TAMPA, Fla. — The process of relocating hundreds of families at Robles Park Village is underway as part of a redevelopment plan by the Tampa Housing Authority.

What You Need To Know

  • The process of relocating hundreds of families at Robles Park Village is underway before it is demolished

  • The Tampa Housing Authority is redeveloping Robles Park Village

  • Residents will be given vouchers to secure housing in city limits, within the county or out of state

Residents will be given vouchers to secure housing within city limits, in the county or out of state. 

The monthly housing assistance usually offered to Section 8 residents is based on the zip code and the number of rooms per unit being rented out. 

Tomica Davis has been living at Robles Park Village since the 1990s and said the scale for those vouchers set by the Tampa Housing Authority is too narrow, considering the ongoing housing crisis. 

Davis' three-bedroom apartment is one of more than 430 units built in the 1950s that will be demolished for redevelopment. 

She said she doesn't mind moving on, but is afraid to bring the children left in her car outside to play. 

"It's scary to be here — it's just gotten so dangerous," said Davis. "We have shootings during the day." 

Relocation is also a concern for Davis, who says Section 8 is not accepted everywhere in Tampa, therefore limiting housing options. 

"If my allotment is $1,200, I can find a place that will pay my rent, but if I don't have the income, then the average utility amount is going to come out of that allotment," she said. "Now it's dropped down to $900 for me to find a place." 

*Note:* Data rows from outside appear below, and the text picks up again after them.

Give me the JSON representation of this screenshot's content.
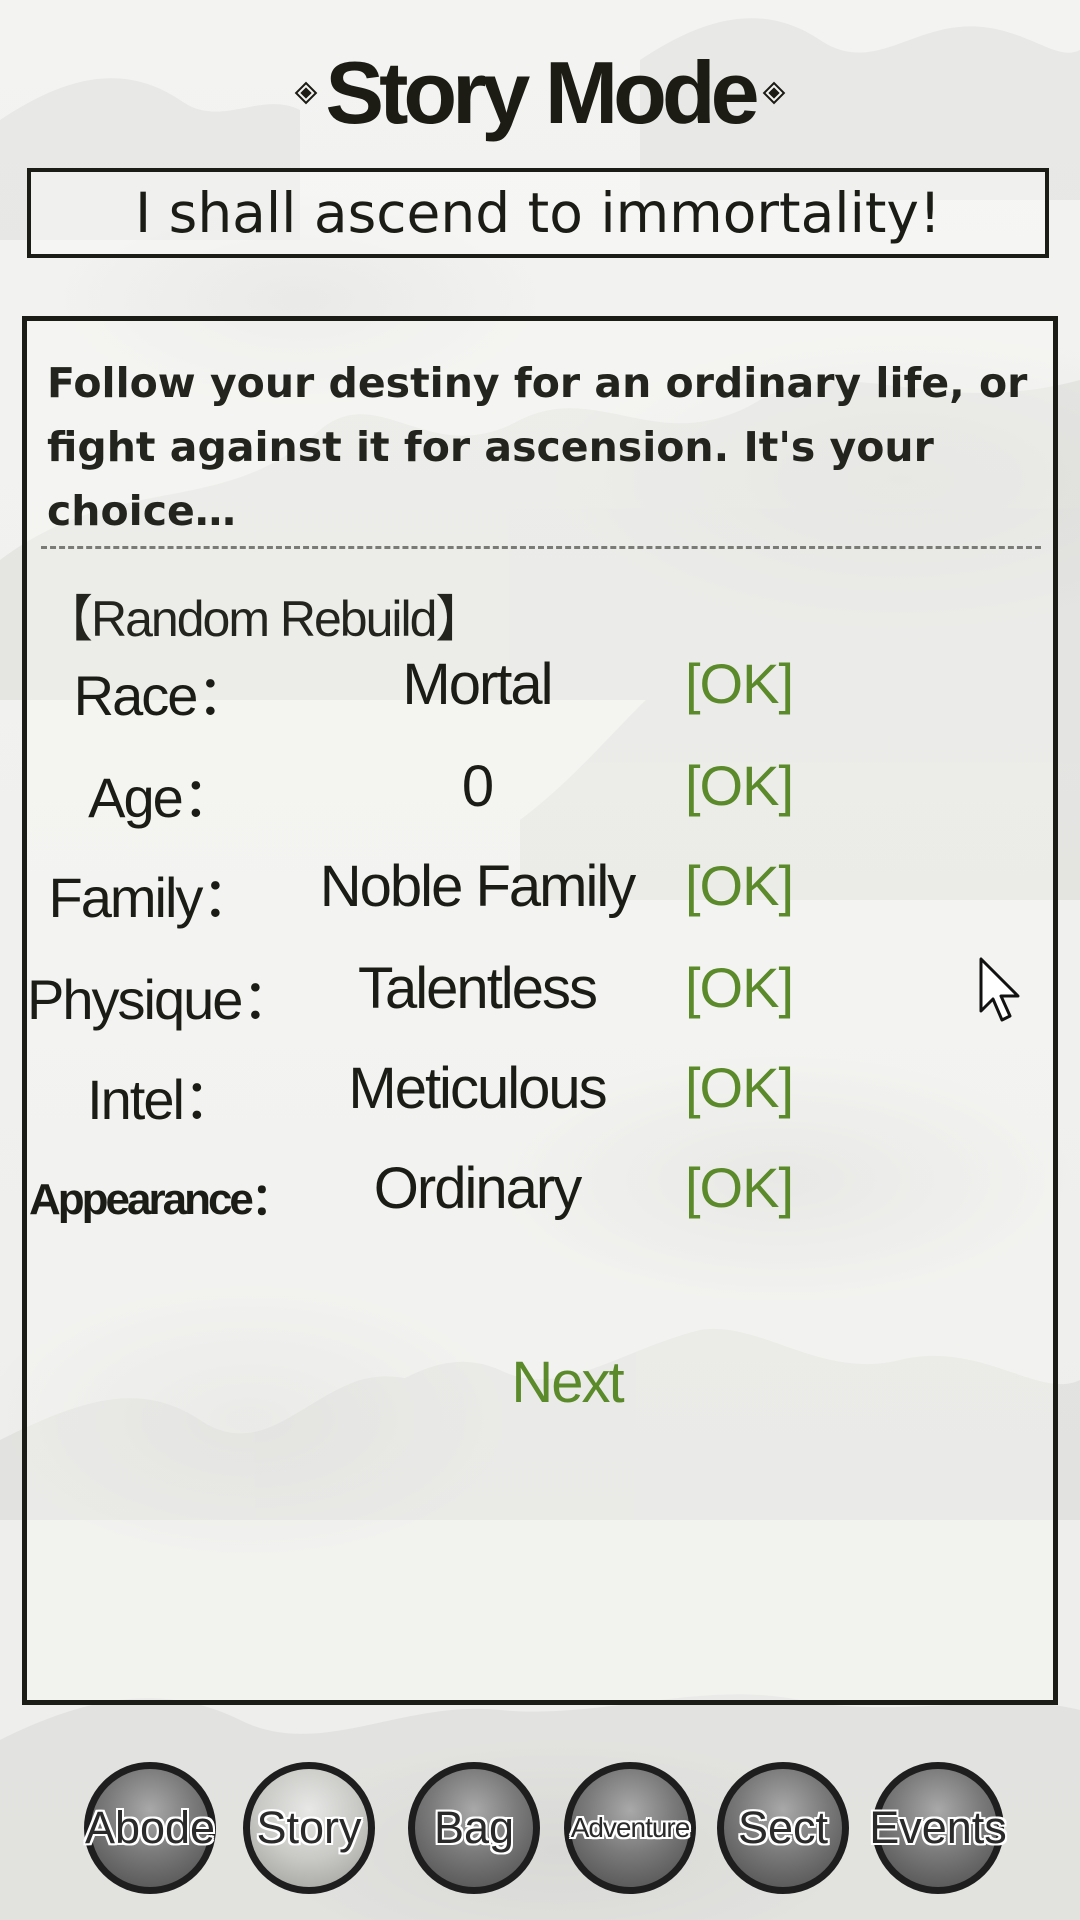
{
  "header": {
    "title": "Story Mode",
    "subtitle": "I shall ascend to immortality!"
  },
  "panel": {
    "intro": "Follow your destiny for an ordinary life, or fight against it for ascension. It's your choice…",
    "section_heading": "【Random Rebuild】",
    "attributes": [
      {
        "label": "Race：",
        "value": "Mortal",
        "action": "[OK]"
      },
      {
        "label": "Age：",
        "value": "0",
        "action": "[OK]"
      },
      {
        "label": "Family：",
        "value": "Noble Family",
        "action": "[OK]"
      },
      {
        "label": "Physique：",
        "value": "Talentless",
        "action": "[OK]"
      },
      {
        "label": "Intel：",
        "value": "Meticulous",
        "action": "[OK]"
      },
      {
        "label": "Appearance：",
        "value": "Ordinary",
        "action": "[OK]"
      }
    ],
    "next_label": "Next"
  },
  "nav": {
    "items": [
      {
        "label": "Abode",
        "active": false
      },
      {
        "label": "Story",
        "active": true
      },
      {
        "label": "Bag",
        "active": false
      },
      {
        "label": "Adventure",
        "active": false
      },
      {
        "label": "Sect",
        "active": false
      },
      {
        "label": "Events",
        "active": false
      }
    ]
  },
  "colors": {
    "accent_green": "#5b8a2a",
    "ink": "#1c1c16",
    "background": "#f0f0ee"
  },
  "icons": {
    "title_ornament": "diamond-ornament-icon",
    "pointer": "mouse-cursor-icon"
  }
}
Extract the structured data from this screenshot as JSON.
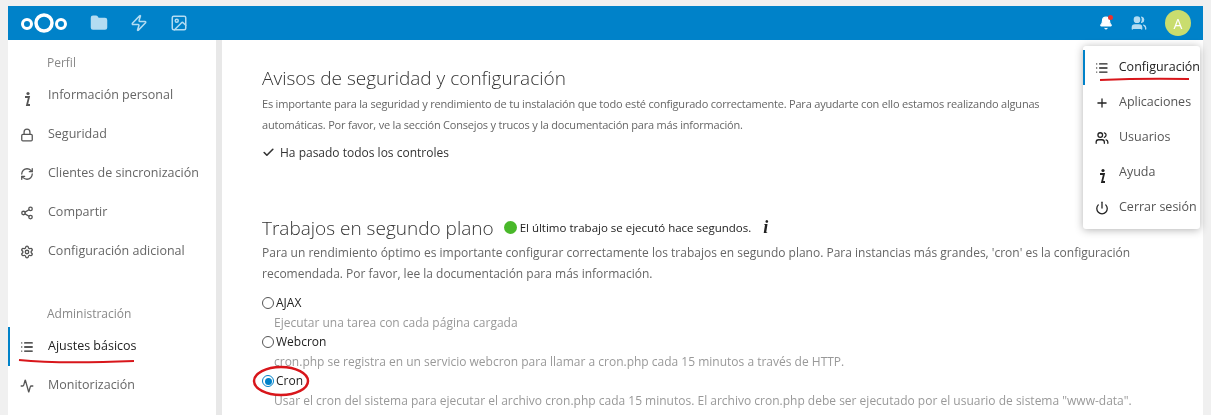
{
  "topbar": {
    "apps": [
      {
        "kind": "files"
      },
      {
        "kind": "activity"
      },
      {
        "kind": "gallery"
      }
    ],
    "avatar": "A"
  },
  "sidebar": {
    "sections": [
      {
        "title": "Perfil",
        "items": [
          {
            "label": "Información personal",
            "selected": false
          },
          {
            "label": "Seguridad",
            "selected": false
          },
          {
            "label": "Clientes de sincronización",
            "selected": false
          },
          {
            "label": "Compartir",
            "selected": false
          },
          {
            "label": "Configuración adicional",
            "selected": false
          }
        ]
      },
      {
        "title": "Administración",
        "items": [
          {
            "label": "Ajustes básicos",
            "selected": true
          },
          {
            "label": "Monitorización",
            "selected": false
          }
        ]
      }
    ]
  },
  "security": {
    "title": "Avisos de seguridad y configuración",
    "lines": [
      "Es importante para la seguridad y rendimiento de tu instalación que todo esté configurado correctamente. Para ayudarte con ello estamos realizando algunas",
      "automáticas. Por favor, ve la sección Consejos y trucos y la documentación para más información."
    ],
    "status": "Ha pasado todos los controles"
  },
  "background_jobs": {
    "title": "Trabajos en segundo plano",
    "status": "El último trabajo se ejecutó hace segundos.",
    "info": "i",
    "description": "Para un rendimiento óptimo es importante configurar correctamente los trabajos en segundo plano. Para instancias más grandes, 'cron' es la configuración recomendada. Por favor, lee la documentación para más información.",
    "options": [
      {
        "label": "AJAX",
        "hint": "Ejecutar una tarea con cada página cargada",
        "selected": false
      },
      {
        "label": "Webcron",
        "hint": "cron.php se registra en un servicio webcron para llamar a cron.php cada 15 minutos a través de HTTP.",
        "selected": false
      },
      {
        "label": "Cron",
        "hint": "Usar el cron del sistema para ejecutar el archivo cron.php cada 15 minutos. El archivo cron.php debe ser ejecutado por el usuario de sistema \"www-data\".",
        "selected": true
      }
    ]
  },
  "user_menu": {
    "items": [
      {
        "label": "Configuración",
        "selected": true
      },
      {
        "label": "Aplicaciones",
        "selected": false
      },
      {
        "label": "Usuarios",
        "selected": false
      },
      {
        "label": "Ayuda",
        "selected": false
      },
      {
        "label": "Cerrar sesión",
        "selected": false
      }
    ]
  }
}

Davis and other residents shared their concerns with Robles Park Tenant Council President Reva Iman. 

During her five years as president, she went through training to learn HUD policies. It's knowledge that is now helping her advocate for residents in Robles Park. 

"That's what's in my heart," she said. "Depending on the zip code that you move into, that is the amount of voucher you will get. I think that is a form of gentrification." 

There is more financial assistance available to those who wish to move outside of the Tampa's city limits. However, Iman said adequate transportation is another issue that has come up. 

"How are they going to get to and from daycare without a car?" she asked. "How are they going to get to their jobs?"

Iman has had multiple meetings with the Tampa Housing Authority, including with its director, Margaret Jones. 

"She's increasing by 5% the voucher rate, but I don't think that is enough," Iman said, adding that acknowledging and addressing the problem is a good start. 

She plans to continue that dialogue so relocation is as smooth as possible.